Design vibe and distribution planning

  • Visual and UX vibes matter: outline a rough front-end feel early to keep design aligned with the product’s purpose.
  • Distribution channels shape the product: think about how people will discover and consume (YouTube, website, community, partnerships).
  • Pricing and offers: consider what you’ve charged before, price sensitivity, and how to structure introductory offers or discounts (e.g., course pricing, school access, etc.).

Concrete architecture considerations (quick starter)

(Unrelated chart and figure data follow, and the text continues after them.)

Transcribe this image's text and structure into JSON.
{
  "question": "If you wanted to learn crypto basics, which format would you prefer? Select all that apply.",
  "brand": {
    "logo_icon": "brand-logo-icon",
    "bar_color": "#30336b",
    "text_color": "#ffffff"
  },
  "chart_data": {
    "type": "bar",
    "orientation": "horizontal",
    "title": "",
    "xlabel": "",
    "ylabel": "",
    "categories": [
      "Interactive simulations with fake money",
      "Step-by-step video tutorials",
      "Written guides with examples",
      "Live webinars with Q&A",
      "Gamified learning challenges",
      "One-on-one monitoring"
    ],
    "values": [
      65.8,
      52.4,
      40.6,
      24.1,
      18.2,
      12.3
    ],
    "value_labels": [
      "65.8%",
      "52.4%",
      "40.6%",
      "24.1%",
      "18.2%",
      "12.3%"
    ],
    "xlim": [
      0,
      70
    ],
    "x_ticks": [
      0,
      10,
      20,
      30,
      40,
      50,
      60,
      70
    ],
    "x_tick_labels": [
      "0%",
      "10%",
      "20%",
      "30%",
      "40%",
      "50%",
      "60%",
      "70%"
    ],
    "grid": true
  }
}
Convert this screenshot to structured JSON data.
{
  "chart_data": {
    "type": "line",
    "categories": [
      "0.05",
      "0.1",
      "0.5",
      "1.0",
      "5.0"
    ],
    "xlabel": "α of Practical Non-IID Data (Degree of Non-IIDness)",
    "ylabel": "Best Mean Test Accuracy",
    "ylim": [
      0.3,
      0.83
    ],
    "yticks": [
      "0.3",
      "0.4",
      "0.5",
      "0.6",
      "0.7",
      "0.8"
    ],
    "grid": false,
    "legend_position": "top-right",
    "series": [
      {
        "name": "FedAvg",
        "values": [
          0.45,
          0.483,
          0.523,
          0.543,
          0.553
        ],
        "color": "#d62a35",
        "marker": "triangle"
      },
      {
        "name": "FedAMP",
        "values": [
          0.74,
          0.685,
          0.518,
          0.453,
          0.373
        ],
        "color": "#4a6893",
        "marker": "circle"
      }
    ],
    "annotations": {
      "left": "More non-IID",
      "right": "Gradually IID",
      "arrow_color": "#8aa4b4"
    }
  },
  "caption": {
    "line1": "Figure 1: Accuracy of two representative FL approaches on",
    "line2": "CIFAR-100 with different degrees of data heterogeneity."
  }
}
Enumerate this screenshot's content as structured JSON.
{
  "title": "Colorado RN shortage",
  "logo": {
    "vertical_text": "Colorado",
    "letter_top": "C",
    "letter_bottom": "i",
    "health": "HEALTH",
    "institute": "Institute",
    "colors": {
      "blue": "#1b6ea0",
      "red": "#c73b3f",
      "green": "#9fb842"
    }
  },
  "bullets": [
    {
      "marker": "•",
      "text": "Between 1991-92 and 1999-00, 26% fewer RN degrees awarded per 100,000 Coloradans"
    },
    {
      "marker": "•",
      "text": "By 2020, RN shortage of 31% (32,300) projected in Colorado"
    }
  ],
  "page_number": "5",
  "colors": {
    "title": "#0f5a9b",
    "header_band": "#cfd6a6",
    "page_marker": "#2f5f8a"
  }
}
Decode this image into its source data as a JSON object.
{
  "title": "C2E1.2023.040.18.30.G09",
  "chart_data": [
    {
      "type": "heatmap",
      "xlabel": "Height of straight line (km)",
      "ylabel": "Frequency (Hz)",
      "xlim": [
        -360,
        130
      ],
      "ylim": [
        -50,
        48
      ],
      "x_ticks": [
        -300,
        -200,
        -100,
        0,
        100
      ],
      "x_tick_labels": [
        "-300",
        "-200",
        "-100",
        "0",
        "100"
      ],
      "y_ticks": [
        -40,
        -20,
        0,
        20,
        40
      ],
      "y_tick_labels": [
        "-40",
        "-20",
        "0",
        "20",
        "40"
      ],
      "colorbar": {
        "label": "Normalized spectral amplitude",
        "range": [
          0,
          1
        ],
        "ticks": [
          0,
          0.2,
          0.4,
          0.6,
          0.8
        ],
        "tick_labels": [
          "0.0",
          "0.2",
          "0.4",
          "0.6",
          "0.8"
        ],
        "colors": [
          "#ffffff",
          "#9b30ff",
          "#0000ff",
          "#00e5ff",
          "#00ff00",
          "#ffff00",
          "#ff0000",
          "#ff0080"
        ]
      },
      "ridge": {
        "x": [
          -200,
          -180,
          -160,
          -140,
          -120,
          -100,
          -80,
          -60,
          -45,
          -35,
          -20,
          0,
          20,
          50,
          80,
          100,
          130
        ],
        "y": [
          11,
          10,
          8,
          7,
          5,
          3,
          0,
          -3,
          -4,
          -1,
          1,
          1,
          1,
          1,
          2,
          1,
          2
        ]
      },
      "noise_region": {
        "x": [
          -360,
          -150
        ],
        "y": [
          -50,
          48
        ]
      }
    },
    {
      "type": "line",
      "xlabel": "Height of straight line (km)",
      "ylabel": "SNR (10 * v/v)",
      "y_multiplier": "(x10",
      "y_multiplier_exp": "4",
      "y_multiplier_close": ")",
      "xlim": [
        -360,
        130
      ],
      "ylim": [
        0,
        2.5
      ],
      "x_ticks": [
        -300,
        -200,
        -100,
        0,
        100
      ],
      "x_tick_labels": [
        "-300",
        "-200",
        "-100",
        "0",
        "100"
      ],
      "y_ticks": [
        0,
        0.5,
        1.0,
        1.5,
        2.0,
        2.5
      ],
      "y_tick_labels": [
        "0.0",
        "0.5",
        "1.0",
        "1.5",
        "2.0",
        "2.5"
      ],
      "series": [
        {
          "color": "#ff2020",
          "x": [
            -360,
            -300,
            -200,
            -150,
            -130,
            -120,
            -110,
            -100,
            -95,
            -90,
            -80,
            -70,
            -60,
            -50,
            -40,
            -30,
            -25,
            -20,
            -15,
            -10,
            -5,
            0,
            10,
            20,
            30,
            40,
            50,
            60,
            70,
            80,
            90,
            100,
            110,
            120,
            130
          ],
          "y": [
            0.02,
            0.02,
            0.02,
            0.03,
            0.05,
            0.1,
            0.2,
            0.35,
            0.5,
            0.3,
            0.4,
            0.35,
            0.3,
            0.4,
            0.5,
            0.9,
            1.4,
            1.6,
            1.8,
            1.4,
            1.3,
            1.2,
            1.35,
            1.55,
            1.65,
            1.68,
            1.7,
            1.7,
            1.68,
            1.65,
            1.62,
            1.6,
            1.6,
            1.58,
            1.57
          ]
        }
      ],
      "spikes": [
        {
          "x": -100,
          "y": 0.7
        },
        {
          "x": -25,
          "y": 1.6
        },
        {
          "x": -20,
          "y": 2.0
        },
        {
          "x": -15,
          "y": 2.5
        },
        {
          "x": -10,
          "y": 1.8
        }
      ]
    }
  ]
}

  • Storage: where will videos and media live (e.g., a simple object store or a managed solution)?
  • Database: what metadata needs to be stored (video IDs, user progress, access control)?
  • Web framework: pick something lightweight that you can iterate on quickly.
  • Payments and access: plan if you’ll need one-time payments, subscriptions, or access per course.
  • Optional features: search, account management, and a video player flow (likely minimal for a single-product distribution).
  • Keep scope tight: decide what to include in the first pass and what to defer.

The AI caveat

  • AI tools are useful but can mislead if you don’t have a formed frame.
  • Treat LLM outputs as inputs to your process, not the final authority.
  • Use them to accelerate planning, not to replace structured thinking and risk assessment.

Actionable takeaways

  1. Do not skip shaping the idea. Run quick design exercises and hole-poke the concept before coding.
  2. Use a pre-PRD workflow: ideation, breadboarding, and a lightweight architecture sketch.
  3. Frame a clear pitch first. Limit scope with a time box to guide decisions.
  4. Decide build vs. buy upfront to anchor the tech plan and distribution approach.
  5. Define the distribution plan early and map it to your product design and cost model.
  6. Validate with market signals (views, comments, community questions) to inform scope and pricing.
  7. Use fat sketches for flows and screens first; only code what truly adds value.
  8. Treat AI as a tool, not a substitute for structured product planning.